Davalı idare tarafından, davacı tarafında önerilen düzenlemenin kategori ayrımını ortadan kaldırdığı, her yöntemin, her deneyin, her tür zeminde uygulanması gibi hem bilimsellikten uzak, uluslararası standartlar ile uyuşmayan (Eurocode 7; TS EN 1997-1 ve TS EN 1997-2 -resim) hem de ekonomik olmayan bir yaklaşımı ortaya çıkardığı, zemin ve temel etütlerinde, her zemin türü için ayrı ayrı olmak üzere uygulanabilir farklı deney türleri bulunduğu, yapılan saha araştırmaları ve deneylerin esas olarak birlikte, bir bütün olarak değerlendirilmesi, bir deney ile elde edilen verilerin, diğer yöntem ile elde edilen veriler ile karşılaştırılması gerektiği, Eurocode 7 ve Türkiye Bina Deprem Yönetmeliğine göre zeminden herhangi bir numune alınmadan, mahallinde tespit yapılmadan zemin ve temel etüdü hazırlanmasının mümkün olmadığı, ayrıca; ulusal ve uluslararası standartlarda jeofizik yöntemlerin kullanılması zorunlu tutulmazken (Eurocode 7; TS EN 1997-2; Section 4, Field tests in soil and rock) söz konusu formatta jeofizik yöntemlerin hangi durumlarda zorunlu olduğunun belirtildiği ifade edilerek davanın redi gerektiği savunulmaktadır.

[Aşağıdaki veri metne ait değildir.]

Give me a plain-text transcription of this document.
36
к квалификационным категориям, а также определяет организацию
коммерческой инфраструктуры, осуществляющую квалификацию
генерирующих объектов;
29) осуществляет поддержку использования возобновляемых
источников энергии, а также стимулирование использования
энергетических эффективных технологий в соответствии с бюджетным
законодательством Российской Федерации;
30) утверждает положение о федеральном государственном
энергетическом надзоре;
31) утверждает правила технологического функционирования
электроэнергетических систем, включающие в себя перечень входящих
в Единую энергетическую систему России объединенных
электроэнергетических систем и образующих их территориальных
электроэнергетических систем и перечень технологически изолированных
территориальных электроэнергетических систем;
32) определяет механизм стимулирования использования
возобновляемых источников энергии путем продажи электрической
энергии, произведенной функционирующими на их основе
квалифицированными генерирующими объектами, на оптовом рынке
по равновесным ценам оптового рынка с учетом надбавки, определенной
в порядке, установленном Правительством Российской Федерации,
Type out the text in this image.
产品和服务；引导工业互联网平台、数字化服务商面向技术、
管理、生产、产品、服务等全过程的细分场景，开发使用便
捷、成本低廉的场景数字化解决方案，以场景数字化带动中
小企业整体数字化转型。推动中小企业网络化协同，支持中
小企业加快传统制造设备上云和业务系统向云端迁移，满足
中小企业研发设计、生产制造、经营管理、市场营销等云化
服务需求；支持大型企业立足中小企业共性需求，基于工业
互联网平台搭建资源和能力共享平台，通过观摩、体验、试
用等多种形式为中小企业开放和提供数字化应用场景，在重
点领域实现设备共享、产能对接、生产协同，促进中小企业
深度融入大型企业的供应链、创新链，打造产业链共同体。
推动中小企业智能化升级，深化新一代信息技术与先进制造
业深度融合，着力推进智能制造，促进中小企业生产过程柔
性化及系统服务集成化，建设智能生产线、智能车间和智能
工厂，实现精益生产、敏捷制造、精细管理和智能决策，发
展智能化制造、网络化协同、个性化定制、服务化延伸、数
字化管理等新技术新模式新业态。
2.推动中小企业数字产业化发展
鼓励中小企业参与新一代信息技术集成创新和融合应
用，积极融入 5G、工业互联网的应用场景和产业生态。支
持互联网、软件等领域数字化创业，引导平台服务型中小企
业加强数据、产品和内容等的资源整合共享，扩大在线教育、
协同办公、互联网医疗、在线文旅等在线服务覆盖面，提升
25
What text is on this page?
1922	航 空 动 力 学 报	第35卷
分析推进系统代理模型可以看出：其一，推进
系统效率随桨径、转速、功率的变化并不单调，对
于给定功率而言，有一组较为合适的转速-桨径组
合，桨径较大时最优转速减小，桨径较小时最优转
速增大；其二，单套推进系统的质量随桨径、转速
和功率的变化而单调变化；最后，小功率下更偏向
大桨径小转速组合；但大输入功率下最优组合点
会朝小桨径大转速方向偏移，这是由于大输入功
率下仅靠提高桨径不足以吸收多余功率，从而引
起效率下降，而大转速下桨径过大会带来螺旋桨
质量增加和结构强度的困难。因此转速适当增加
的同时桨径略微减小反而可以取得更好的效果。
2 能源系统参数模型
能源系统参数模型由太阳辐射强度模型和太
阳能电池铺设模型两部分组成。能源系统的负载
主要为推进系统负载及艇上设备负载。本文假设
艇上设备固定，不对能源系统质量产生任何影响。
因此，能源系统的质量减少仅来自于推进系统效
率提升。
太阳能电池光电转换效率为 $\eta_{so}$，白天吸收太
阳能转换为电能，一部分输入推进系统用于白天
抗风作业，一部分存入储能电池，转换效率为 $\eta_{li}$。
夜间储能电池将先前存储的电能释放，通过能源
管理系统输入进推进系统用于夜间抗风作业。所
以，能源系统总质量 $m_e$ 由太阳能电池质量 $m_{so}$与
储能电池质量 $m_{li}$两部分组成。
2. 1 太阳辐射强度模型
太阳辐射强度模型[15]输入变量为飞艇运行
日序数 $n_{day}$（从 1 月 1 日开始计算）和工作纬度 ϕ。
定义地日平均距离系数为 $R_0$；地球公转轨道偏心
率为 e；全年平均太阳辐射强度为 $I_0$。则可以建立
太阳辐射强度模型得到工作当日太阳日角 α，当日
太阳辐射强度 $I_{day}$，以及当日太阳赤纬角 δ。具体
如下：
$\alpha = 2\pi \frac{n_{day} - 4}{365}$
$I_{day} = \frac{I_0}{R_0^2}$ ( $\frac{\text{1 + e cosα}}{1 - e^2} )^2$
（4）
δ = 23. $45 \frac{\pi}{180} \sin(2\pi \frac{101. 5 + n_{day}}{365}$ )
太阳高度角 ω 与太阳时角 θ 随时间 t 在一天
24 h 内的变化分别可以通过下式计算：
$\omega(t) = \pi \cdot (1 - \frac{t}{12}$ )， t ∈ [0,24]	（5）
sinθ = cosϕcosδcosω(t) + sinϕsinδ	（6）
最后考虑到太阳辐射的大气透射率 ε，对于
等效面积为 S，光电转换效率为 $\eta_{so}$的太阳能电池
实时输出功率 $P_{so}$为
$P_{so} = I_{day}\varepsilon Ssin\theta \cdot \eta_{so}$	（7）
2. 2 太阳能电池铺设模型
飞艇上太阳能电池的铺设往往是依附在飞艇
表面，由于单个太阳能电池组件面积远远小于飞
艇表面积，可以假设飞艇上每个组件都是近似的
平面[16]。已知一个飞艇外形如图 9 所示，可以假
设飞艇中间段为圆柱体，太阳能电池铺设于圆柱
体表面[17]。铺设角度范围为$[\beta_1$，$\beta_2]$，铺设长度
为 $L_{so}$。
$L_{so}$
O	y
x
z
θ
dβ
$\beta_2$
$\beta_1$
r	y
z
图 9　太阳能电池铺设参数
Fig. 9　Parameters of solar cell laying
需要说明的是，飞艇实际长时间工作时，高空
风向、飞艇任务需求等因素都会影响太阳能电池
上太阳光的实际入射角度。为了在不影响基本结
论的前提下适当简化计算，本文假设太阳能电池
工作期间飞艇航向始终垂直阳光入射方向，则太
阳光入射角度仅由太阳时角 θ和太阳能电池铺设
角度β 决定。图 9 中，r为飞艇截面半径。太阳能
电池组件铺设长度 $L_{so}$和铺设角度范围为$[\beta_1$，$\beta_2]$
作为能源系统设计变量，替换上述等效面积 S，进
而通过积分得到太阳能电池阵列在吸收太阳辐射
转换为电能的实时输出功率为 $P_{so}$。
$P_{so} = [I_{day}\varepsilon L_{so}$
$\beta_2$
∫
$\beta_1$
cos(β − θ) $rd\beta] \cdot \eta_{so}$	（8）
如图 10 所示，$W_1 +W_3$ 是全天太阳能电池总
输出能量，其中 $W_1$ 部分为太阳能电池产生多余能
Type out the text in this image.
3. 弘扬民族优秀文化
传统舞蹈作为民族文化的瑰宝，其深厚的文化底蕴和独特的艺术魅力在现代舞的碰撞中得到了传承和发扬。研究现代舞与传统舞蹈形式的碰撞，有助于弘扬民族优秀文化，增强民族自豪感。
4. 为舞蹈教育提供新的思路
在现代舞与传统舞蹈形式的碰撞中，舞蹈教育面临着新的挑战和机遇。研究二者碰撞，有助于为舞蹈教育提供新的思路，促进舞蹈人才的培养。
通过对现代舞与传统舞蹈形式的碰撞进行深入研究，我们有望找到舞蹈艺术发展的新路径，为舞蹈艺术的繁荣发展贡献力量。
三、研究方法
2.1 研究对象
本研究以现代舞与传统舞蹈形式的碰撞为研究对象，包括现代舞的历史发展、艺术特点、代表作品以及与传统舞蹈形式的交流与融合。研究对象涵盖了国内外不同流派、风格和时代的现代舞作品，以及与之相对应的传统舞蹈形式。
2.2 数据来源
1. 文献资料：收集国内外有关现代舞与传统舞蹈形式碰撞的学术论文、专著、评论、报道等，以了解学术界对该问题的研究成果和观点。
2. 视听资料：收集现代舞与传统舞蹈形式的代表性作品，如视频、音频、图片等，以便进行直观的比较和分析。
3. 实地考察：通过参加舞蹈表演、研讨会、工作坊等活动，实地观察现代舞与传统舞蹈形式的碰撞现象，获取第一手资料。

Bilirkişi raporunda da, mekanik sondaj gibi yer araştırma amaçlı sondaların noktasal bilgi vermekle sınırlı olduğu, benzer şekilde açılacak gözlem çukurlarının son derece sığ olduğu, buradan alınacak numunelerin laboratuvar deneyleri ile elde edilecek sonuçları deprem gibi dinamik yükler altında zeminin davranışını temsil etmekten uzak olacağı, bu tür Katagori-1 içerisine düşen alanların araştırılmasında ekonomik açıdan avantajlı ve alansal (tüm alanı temsil edecek düzeyde) bilgi sunması açısından sismik yöntem ile taranmasının önerilmekte olduğu, katagori -1 içerisine giren alanların yalnızca gözlem çukuru ile araştırılması, günümüz için olmazsa dahi gelecekte bu tür bir araştırma ile oluşturulan yapılar için ciddi risk olacağı, bunun yaşanan geçmiş tecrübelerle sabit olduğu, bu nedenle, zemin ve temel etüt çalışmalarında Katagori’ye bakılmaksızın alansal bilgi toplanması açısından jeofizik yöntemlere yer verilmesinin ve elde edilecek sonuçlara göre ayrıntılı jeotenik çalışmaların geliştirilmesinin tümüyle bilimsel bir yaklaşım olacağı, ancak zemin etütlerinin farklı kategorilerde ele alınmasının nedeninin, zemin koşulları ve üst yapının büyüklüğü ve önemi dikkate alınarak problemli olabilecek durumları gözden kaçırmayarak finans ve zaman israfına girmeden bir incelemenin yapılması gerektiği, ülkemizde ve dünyada zemin araştırmalarında “kategoriler” ile karşılaşıldığı ve kategorilerin belirli zemin koşulları için büyük oranda olasılıklı problemleri yakalamayı hedeflediği, öte yandan bir zemin türü için parametre tespit edilirken, zemin koşullarının iyi olduğu ve üst yapının görece daha küçük hacimli olduğu, görece düşük riskli durumlarda, parametrelerin birden fazla farklı yöntemle elde edilmesinin ekonomik ve de zaman alıcı da olacağı dikkate alınarak, o zemin için uygun olabilecek ölçüm yöntemi seçilerek yapılmasının makul bir yaklaşım olduğu, risk seviyesine göre çözüm geliştirilmesinin yaygın bir mühendislik yaklaşımı olduğu yönünde tespit ve değerlendirmelere yer verilmiştir.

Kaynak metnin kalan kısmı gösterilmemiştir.